We created SXSSFWorkbook and explicitly set number of stored in memory rows. Then we need to pass our Workbook to ItemWriter.

@Bean
public ItemWriter<Book> bookWriter(SXSSFWorkbook workbook) {
    return new BookWriter(workbook);
}

BookWriter is a class that creates a new spreadsheet and adds a new row for each book. Books’ properties are saved as cells in columns.

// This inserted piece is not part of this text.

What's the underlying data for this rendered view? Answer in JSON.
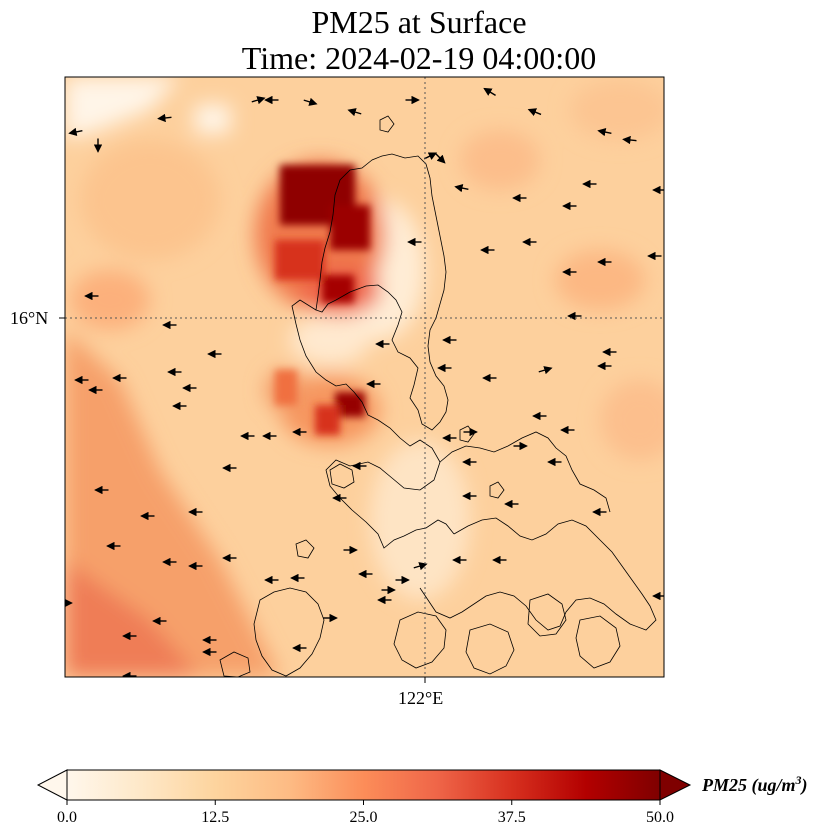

public class BookWriter implements ItemWriter<Book> {
    private final SXSSFSheet sheet;
    private Integer currentRowNumber;
    private Integer currentColumnNumber;
    private SXSSFRow row;

    BookWriter(SXSSFWorkbook workbook) {
        this.sheet = workbook.createSheet("Books");
        this.currentRowNumber = 0;
        this.currentColumnNumber = 0;
    }

    @Override
    public void write(List<? extends Book> list) {
        list.forEach(this::writeBook);
    }

    private void writeBook(Book book) {
        addRow();
        addCell(book.getId().toString());
        addCell(book.getAuthor());
        addCell(book.getTitle());
        addCell(book.getIsbn());
    }

    private void addRow() {
        row = this.sheet.createRow(currentRowNumber);
        currentRowNumber++;
        currentColumnNumber = 0;
    }

    private void addCell(String value) {
        SXSSFCell cell = row.createCell(currentColumnNumber);
        cell.setCellValue(value);
        currentColumnNumber++;
    }
}

To complete transfer of our books from a JPA repository to a XLSX file, we need to create a Job. Every Job has at least one Step to make, to call a Job completed.

@Bean
public Step step(ItemReader<Book> reader, ItemWriter<Book> writer) {
    return stepBuilderFactory.get("export")
            .<Book, Book>chunk(CHUNK)
            .reader(reader)
            .writer(writer)
            .build();
}

@Bean
public Job job(Step step, JobExecutionListener listener) {
    return jobBuilderFactory.get("exportBooksToXlsx")
            .start(step)
            .listener(listener)
            .build();
}

When a Job status changes, a JobExecutionListener is called. At the completion of the Job’s, we can save books from temporary files to a proper XLSX file using FileOutputStream and dispose created Workbook.

@Log4j
public class JobListener implements JobExecutionListener {
    private final SXSSFWorkbook workbook;
    private final FileOutputStream outputStream;

    public JobListener(SXSSFWorkbook workbook, BookRepository bookRepository) throws IOException {
        this.workbook = workbook;
        this.outputStream = new FileOutputStream("/tmp/export.xlsx");
    }

    @Override
    public void afterJob(JobExecution jobExecution) {
        BatchStatus batchStatus = jobExecution.getStatus().getBatchStatus();
        if (batchStatus.equals(BatchStatus.COMPLETED)) {
            try {
                this.workbook.write(outputStream);
                outputStream.close();
                workbook.dispose();
            } catch (IOException e) {
                log.error(e.getMessage(), e);
            }
        }
    }

    @Override
    public void beforeJob(JobExecution jobExecution) {

    }
}

Summary

Spring Batch is very elastic, and it can help you process big data chunks with any available library. This example shows how to do it with Apache POI, but you can easily changed it for your own purposes. Remember to maximize your performance with setting chunks. When the RAM memory will be exceeded, the speed of data processing will drop significantly.

Project created for this article is available on GitHub.